Exploring Whitman’s Sex Gaps Over Time

Before we can explore Whitman’s sex gaps, we need to measure them.

A Metric For Sex Gaps: Percent Over/Under Represented

The demographic exploration shows that members of a demographic group fill some percentage of Whitman’s total number of class seats every semester, and that the percentage filled by a demographic group can change overtime. That means that, in the “average” subject at Whitman in a given term, the demographic group would fill a percentage of seats equal to the percentage of class seats they fill at Whitman in that term.

The difference between the percentage of class seats filled in the “average” subject and and actual subject can be attributed to some combination of luck/random variation and the subject area iteself. So, it makes sense to measure sex gaps in a subject area using this difference

Percent Over/Under Represented = the percentage of seats a demographic group fills in a subject in a given term - the percentage of seats they would fill in the “average” class at Whitman that term.

If this value is negative, the demographic group is under represented. If this value is positive, the demographic group is over represented.

Sex Gaps in Subjects Over Time

Every subjects’s sex gap has changed differently overtime. Some subjects are fairly evenly split between sexes and have been for decades. Some subjects have large gaps and the gaps are getting worse. In some subjects, large gaps are getting better. I will highlight the sex gaps of a few subjects that I find interesting.

Computer Science

Female students have been about 30% under represented in CS at Whitman since the department was founded in 2015. This gap was fairly constant through 2021, but then it started to narrow very slowly in the spring of 2022. This is interesting because it is not a sudden change, it is gradual.

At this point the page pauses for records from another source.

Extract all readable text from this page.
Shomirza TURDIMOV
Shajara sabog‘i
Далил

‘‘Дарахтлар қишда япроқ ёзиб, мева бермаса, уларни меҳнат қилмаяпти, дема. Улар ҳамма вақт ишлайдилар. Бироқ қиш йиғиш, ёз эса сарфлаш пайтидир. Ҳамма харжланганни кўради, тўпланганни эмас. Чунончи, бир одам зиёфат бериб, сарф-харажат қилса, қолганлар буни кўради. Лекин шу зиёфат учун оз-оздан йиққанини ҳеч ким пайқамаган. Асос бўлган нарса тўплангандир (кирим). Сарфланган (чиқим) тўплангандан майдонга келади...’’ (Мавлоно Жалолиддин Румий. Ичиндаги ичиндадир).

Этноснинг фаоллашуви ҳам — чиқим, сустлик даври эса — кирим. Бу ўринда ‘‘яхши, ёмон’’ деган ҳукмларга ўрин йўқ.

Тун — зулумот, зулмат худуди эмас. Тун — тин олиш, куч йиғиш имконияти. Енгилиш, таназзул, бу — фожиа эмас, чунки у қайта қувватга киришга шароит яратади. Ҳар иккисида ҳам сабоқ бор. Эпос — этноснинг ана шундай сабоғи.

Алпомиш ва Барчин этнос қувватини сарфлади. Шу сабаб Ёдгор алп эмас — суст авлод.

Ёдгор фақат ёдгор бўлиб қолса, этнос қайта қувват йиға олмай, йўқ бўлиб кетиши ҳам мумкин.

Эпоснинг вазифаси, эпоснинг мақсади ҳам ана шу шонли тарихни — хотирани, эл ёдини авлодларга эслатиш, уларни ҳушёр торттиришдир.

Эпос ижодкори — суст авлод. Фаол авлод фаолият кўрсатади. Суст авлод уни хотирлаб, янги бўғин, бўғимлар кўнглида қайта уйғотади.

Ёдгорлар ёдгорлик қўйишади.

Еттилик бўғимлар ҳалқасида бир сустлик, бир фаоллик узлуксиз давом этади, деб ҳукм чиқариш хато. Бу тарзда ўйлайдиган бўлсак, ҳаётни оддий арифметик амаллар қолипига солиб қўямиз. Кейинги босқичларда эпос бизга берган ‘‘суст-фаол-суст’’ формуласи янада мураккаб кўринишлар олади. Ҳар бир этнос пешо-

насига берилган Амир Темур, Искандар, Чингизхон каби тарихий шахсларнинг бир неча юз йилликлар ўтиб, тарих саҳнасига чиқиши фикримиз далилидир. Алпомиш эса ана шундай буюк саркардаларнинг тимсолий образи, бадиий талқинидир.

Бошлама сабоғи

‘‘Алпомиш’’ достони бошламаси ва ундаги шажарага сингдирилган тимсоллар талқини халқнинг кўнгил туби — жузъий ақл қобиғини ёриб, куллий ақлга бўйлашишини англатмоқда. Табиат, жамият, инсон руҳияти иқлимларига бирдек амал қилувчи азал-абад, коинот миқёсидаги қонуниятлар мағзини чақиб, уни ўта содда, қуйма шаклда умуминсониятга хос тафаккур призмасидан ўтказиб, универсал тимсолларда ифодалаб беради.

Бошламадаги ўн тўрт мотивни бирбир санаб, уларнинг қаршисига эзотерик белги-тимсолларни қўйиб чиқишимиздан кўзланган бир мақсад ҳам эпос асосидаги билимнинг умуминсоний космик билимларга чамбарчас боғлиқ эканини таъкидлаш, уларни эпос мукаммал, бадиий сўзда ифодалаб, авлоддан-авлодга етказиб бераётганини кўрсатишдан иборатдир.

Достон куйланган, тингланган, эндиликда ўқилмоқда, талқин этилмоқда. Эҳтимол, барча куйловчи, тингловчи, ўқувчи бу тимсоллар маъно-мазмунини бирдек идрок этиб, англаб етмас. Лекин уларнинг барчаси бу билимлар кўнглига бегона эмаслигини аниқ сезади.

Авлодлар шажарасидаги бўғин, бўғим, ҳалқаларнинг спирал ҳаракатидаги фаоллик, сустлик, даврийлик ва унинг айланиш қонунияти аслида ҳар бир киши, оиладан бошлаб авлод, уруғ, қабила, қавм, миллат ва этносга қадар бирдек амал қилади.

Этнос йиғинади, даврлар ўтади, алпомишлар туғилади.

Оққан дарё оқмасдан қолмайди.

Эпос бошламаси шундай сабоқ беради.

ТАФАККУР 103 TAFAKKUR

Chat GPT launched in the fall of 2022, which was the beginning of a 20% decrease in employment for new CS grads. Did this slow down the rate at which the gap might have closed? Speed it up? Have no effect at all? The data can’t tell us.

English

Female and male students were fairly evenly represented in English classes until 2014. In 2014, there started to be a clear gap in which female students were over represented and male students were underrepresented. This is interesting because a sudden change probably has a very specific cause, but I have not been able to speculate what that cause was.

Choose Your Own Adventure

At this point, you might be wondering about the Sex Gap in your college major, or maybe you are wondering which major’s have the largest sex gaps. This tool allows you to explore to your hearts content.

Every point on the top numberlines is the average percent over/under represented of a sex in a subject . The further left you go, the more under represented a sex is. The further right, the more over represented.

Click on a point to see a graph of the sex gap of that subject over time. Though the gaps in representation of race/ethnicy and sex pairs are toggled off by default, you can toggle them on by clicking in the key.

Excluded Data: If, in any term, fewer than 10 people took classes in a subject, luck had a disproportionate influence on the representation of a sex in the subject that term. Therefore, the subject is excluded for that term only. It is not included in the average percent over/under represented or in the graph of the sex gap of a subject overtime

The Representation of Sexes in Whitman’s classes in Relation to The National Median Mid-Career Salary of That Major

So what? Some sexes are over represented in some majors and under represented in others. Why does this matter?

Let’s look at the money

Excluded Data: Students of unknown sex were excluded because there were no meaningful patterns and no way to make sense of unknown sex. Aditionally, there was not salary data about all majors. Subjects whose major did not have salary data were excluded.

For female students, representation in a subject is negatively correlated with the national median mid-career salary of majors in that subject. For male students, this correlation is positive.

In other words…

Female students at Whitman are underrepresented in subjects that, nationally, lead to higher paying careers. Male students are over represented in these subjects.